On aura donc déjà perdu trente ans dans l’organisation de la distribution des bourses universitaires. Gymnase, Cathédrale Droit, Cathédrale Médecine, Bibilothèque Universitaire, les quatre points de distribution. C’est comme si les fonctionnaires de la République devaient défiler au gymnase de Maha­masina, à celui d’Ampefiloha, aux Tranompokonolona d’Analakely ou d’Isotry, voire sur le parking d’un super­- marché, pour toucher leur dû.

Heureusement que non, puisqu’il y a les guichets des banques, les caisses du Trésor, les bureaux de la Poste pour ce faire.
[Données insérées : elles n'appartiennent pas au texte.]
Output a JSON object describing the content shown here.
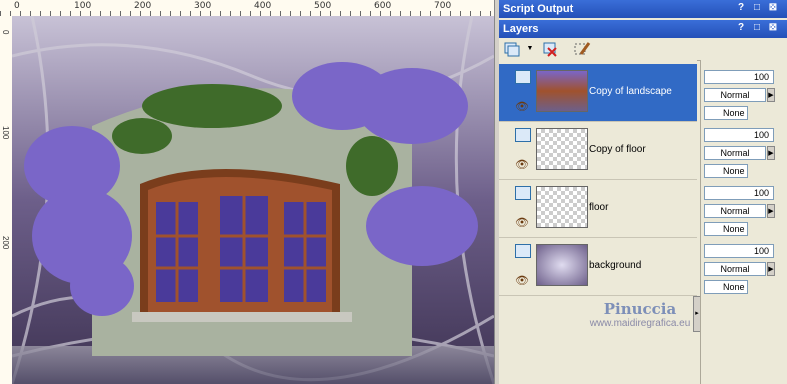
{
  "ruler": {
    "ticks": [
      "0",
      "100",
      "200",
      "300",
      "400",
      "500",
      "600",
      "700"
    ],
    "left_labels": [
      "0",
      "100",
      "200"
    ]
  },
  "script_output": {
    "title": "Script Output",
    "controls": [
      "?",
      "□",
      "⊠"
    ]
  },
  "layers_panel": {
    "title": "Layers",
    "controls": [
      "?",
      "□",
      "⊠"
    ],
    "toolbar": [
      "layer-dropdown-icon",
      "delete-layer-icon",
      "edit-icon"
    ],
    "layers": [
      {
        "name": "Copy of landscape",
        "opacity": "100",
        "blend": "Normal",
        "mask": "None",
        "selected": true
      },
      {
        "name": "Copy of floor",
        "opacity": "100",
        "blend": "Normal",
        "mask": "None",
        "selected": false
      },
      {
        "name": "floor",
        "opacity": "100",
        "blend": "Normal",
        "mask": "None",
        "selected": false
      },
      {
        "name": "background",
        "opacity": "100",
        "blend": "Normal",
        "mask": "None",
        "selected": false
      }
    ]
  },
  "watermark": {
    "name": "Pinuccia",
    "url": "www.maidiregrafica.eu"
  },
  "colors": {
    "selected": "#316ac5",
    "title_bar": "#2450b8",
    "wisteria": "#7a66c8",
    "door": "#a0522d"
  }
}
Et c’est à ces mêmes endroits dédiés aux manipulations de numéraire que devrait se dérouler la distribution des bourses universitaires. En attendant de franchir un autre gap qualitatif vers le Mobile Money: si le taux de bancarisa­tion reste faible, par contre, les transac­tions via MVola Telma, Orange Money ou Airtel Money, sont entrées dans les moeurs.

Il faudra également que rentre dans les moeurs l’art de bien faire la queue. Avec un principe élémentaire fondamental: attendre son tour en gardant une distance de courtoisie sociale. Les étudiants n’ont pas le monopole de l’agglutination: aux caisses de la Jirama, ce sont les préposés eux-mêmes qui invitent ceux de derrière à s’avancer alors que celui de devant attend encore l’impression de son reçu; même dans les banques, avant que quelqu’un ne transpose enfin ici l’idée CM1 d’un numéro d’ordre, les clients se pressaient les uns contre les autres comme si ceux de derrière pensaient arriver plus vite en compressant ceux qui les précèdent.
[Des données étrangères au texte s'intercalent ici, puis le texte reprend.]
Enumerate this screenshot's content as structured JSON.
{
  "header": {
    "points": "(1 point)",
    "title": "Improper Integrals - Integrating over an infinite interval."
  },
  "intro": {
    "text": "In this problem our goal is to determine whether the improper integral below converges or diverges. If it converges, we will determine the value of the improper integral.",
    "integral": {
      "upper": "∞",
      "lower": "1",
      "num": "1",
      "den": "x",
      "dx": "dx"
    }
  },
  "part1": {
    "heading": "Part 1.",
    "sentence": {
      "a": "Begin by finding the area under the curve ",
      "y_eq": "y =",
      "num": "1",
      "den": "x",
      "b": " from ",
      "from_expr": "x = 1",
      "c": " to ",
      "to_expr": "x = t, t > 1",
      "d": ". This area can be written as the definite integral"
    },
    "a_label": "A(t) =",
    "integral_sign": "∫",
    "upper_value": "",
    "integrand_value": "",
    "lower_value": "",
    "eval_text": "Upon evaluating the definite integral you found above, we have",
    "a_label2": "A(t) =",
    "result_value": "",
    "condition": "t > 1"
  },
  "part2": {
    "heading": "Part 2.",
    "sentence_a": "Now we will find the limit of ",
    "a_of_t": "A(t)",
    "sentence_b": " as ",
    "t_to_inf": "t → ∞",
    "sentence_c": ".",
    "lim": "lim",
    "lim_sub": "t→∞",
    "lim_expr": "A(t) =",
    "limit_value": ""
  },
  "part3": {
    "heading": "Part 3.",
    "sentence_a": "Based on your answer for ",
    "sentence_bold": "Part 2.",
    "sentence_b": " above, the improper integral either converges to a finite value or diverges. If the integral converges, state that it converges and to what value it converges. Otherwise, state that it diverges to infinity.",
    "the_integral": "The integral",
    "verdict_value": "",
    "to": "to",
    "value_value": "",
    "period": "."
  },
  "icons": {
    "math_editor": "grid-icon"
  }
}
Finalement, attroupement sans queue ni tête à l’Université, hâte frénétique aux guichets de la Jirama, ou dépassement intempestif des taxibe dans les embouteillages d’Andraharo, c’est le même ressort psychologique qui explique l’incapacité à laisser un mandat présiden­tiel aller à son terme constitutionnel. Le «tsy mahandry tantana» serait donc culturel.